Let me try and look at it from a different perspective for a minute. I’m a manufacture. I make smart phones/fridges/watches/whatever. I’m making the software and I don’t want people to mess with it. Best way to prevent that is a system like Secure Boot. Of course, my product doesn’t do as well as I want it to on the market, and upper management has decided it isn’t worth the investment. Losses are cut, and the product line is dropped. Support, it is a thing of the past.
As a user this is very irritating. It is my device. I paid for it. It is mine. I should be able to use it for whatever I want. For some reason, our society has deemed it acceptable that what I buy, isn’t really mine. It is owned by some corporation somewhere else. It is like I have “Big Brother” telling me what I can and cannot do with my device. I mean really, most people just want it to run Doom.
However, I can also see the benefit of locking systems down in a University or other public place. So there is a place for locking down the BIOS and configuring Secure Boot.
With that in mind, I would like to be able to have a USB install of Ubuntu be able to run in both a Secure Boot and Legacy boot mode.
I spent a bunch of time on Google, and I couldn’t come up with the right terms, or a good guide on doing this. It seems that most individuals aren’t interested in a “dual boot” option. Eventually I stumbled upon the following post, Partitioning hard disk drives for BIOS-MBR, BIOS-GPT, and UEFI-GPT in Linux.

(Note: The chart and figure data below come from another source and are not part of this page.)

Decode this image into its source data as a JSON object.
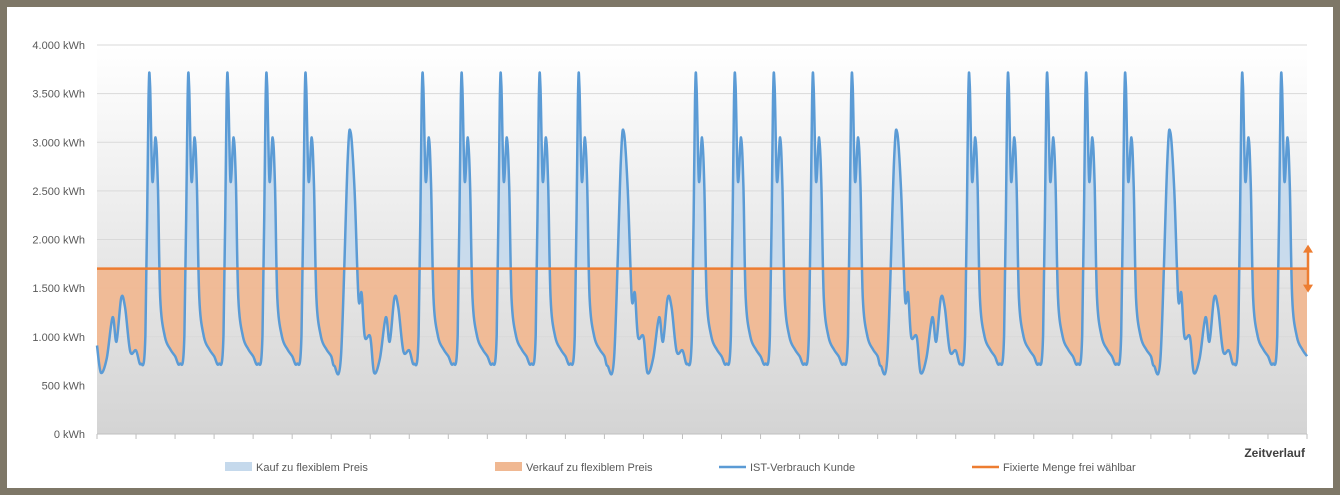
{
  "chart_data": {
    "type": "area",
    "title": "",
    "xlabel": "Zeitverlauf",
    "ylabel": "",
    "ylim": [
      0,
      4000
    ],
    "y_ticks": [
      {
        "value": 0,
        "label": "0 kWh"
      },
      {
        "value": 500,
        "label": "500 kWh"
      },
      {
        "value": 1000,
        "label": "1.000 kWh"
      },
      {
        "value": 1500,
        "label": "1.500 kWh"
      },
      {
        "value": 2000,
        "label": "2.000 kWh"
      },
      {
        "value": 2500,
        "label": "2.500 kWh"
      },
      {
        "value": 3000,
        "label": "3.000 kWh"
      },
      {
        "value": 3500,
        "label": "3.500 kWh"
      },
      {
        "value": 4000,
        "label": "4.000 kWh"
      }
    ],
    "grid": true,
    "legend_position": "bottom",
    "colors": {
      "buy_fill": "#c5d9ec",
      "sell_fill": "#f0b892",
      "consumption_line": "#5b9bd5",
      "fixed_line": "#ed7d31",
      "background_top": "#ffffff",
      "background_bottom": "#d4d4d4"
    },
    "fixed_quantity": 1700,
    "series": [
      {
        "name": "Kauf zu flexiblem Preis",
        "kind": "fill-above-fixed"
      },
      {
        "name": "Verkauf zu flexiblem Preis",
        "kind": "fill-below-fixed"
      },
      {
        "name": "IST-Verbrauch Kunde",
        "kind": "line"
      },
      {
        "name": "Fixierte Menge frei wählbar",
        "kind": "line"
      }
    ],
    "x_period_count": 31,
    "day_pattern": {
      "weekday": {
        "night_low": 720,
        "morning_peak": 3580,
        "midday_dip": 2600,
        "afternoon_peak": 3050,
        "evening": 1000
      },
      "saturday": {
        "night_low": 700,
        "peak": 3100,
        "evening": 1400
      },
      "sunday": {
        "night_low": 630,
        "peak_a": 1200,
        "dip": 950,
        "peak_b": 1400
      }
    },
    "days": [
      "sun",
      "mon",
      "tue",
      "wed",
      "thu",
      "fri",
      "sat",
      "sun",
      "mon",
      "tue",
      "wed",
      "thu",
      "fri",
      "sat",
      "sun",
      "mon",
      "tue",
      "wed",
      "thu",
      "fri",
      "sat",
      "sun",
      "mon",
      "tue",
      "wed",
      "thu",
      "fri",
      "sat",
      "sun",
      "mon",
      "tue"
    ]
  }
}
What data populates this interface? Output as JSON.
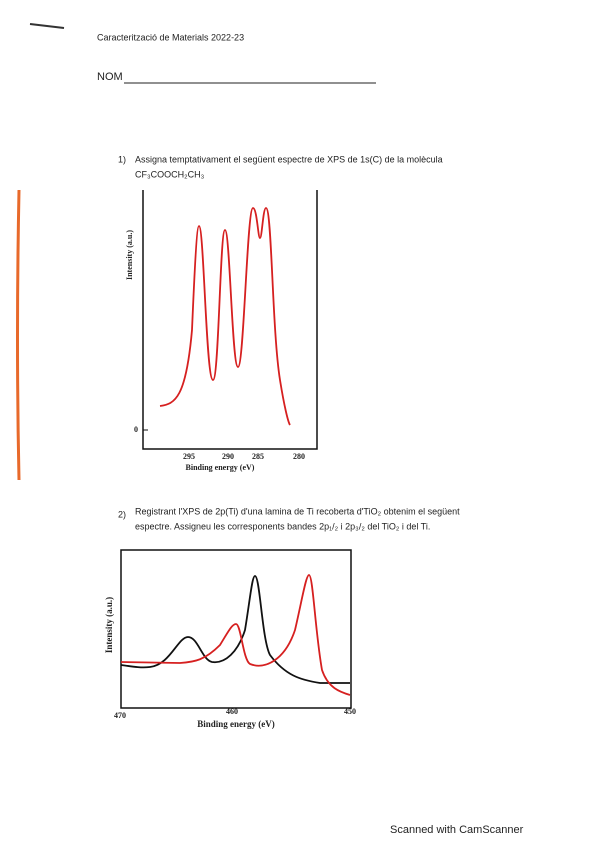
{
  "header": {
    "title": "Caracterització de Materials 2022-23",
    "name_label": "NOM"
  },
  "questions": [
    {
      "number": "1)",
      "lines": [
        "Assigna temptativament el següent espectre de XPS de 1s(C) de la molècula",
        "CF₃COOCH₂CH₃"
      ],
      "figure": {
        "y_label": "Intensity (a.u.)",
        "x_label": "Binding energy (eV)",
        "y_ticks": [
          "0"
        ],
        "x_ticks": [
          "295",
          "290",
          "285",
          "280"
        ]
      }
    },
    {
      "number": "2)",
      "lines": [
        "Registrant l'XPS de 2p(Ti)  d'una lamina de Ti recoberta d'TiO₂ obtenim el següent",
        "espectre. Assigneu les corresponents bandes 2p₁/₂ i 2p₃/₂ del TiO₂ i del Ti."
      ],
      "figure": {
        "y_label": "Intensity (a.u.)",
        "x_label": "Binding energy (eV)",
        "x_ticks": [
          "470",
          "460",
          "450"
        ]
      }
    }
  ],
  "footer": "Scanned with CamScanner"
}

It is a good read, and I would recommend it.
The basics. I simply needed a 1 MB as my first partition of a GPT partitioned disk. I put the label of bios_grub on it. Then you need your standard “EFI System Partition” and other Linux partitions.
Typically I’ll do the install in KVM, which by default doesn’t boot with UEFI. This will do the legacy grub install.
Now I don’t recall if this next part is required, but it is what I did. I booted with the Ubuntu install media using OVMF in KVM to get the boot to use UEFI. I then do the appropriate mount –bind statements, and chroot into my install. I ensure the efi and boot volume is mounted.
I then install in Ubuntu the signed efi grub package.
apt install grub-efi-amd64-signed shim-signed
grub-install --uefi-secure-boot /dev/vda
apt install grub-pc git grub-pc-bin
After grub is installed for the UEFI, I re-install the grub-pc, since in Ubuntu the packages preclude the other.
I hope this helps someone else out there.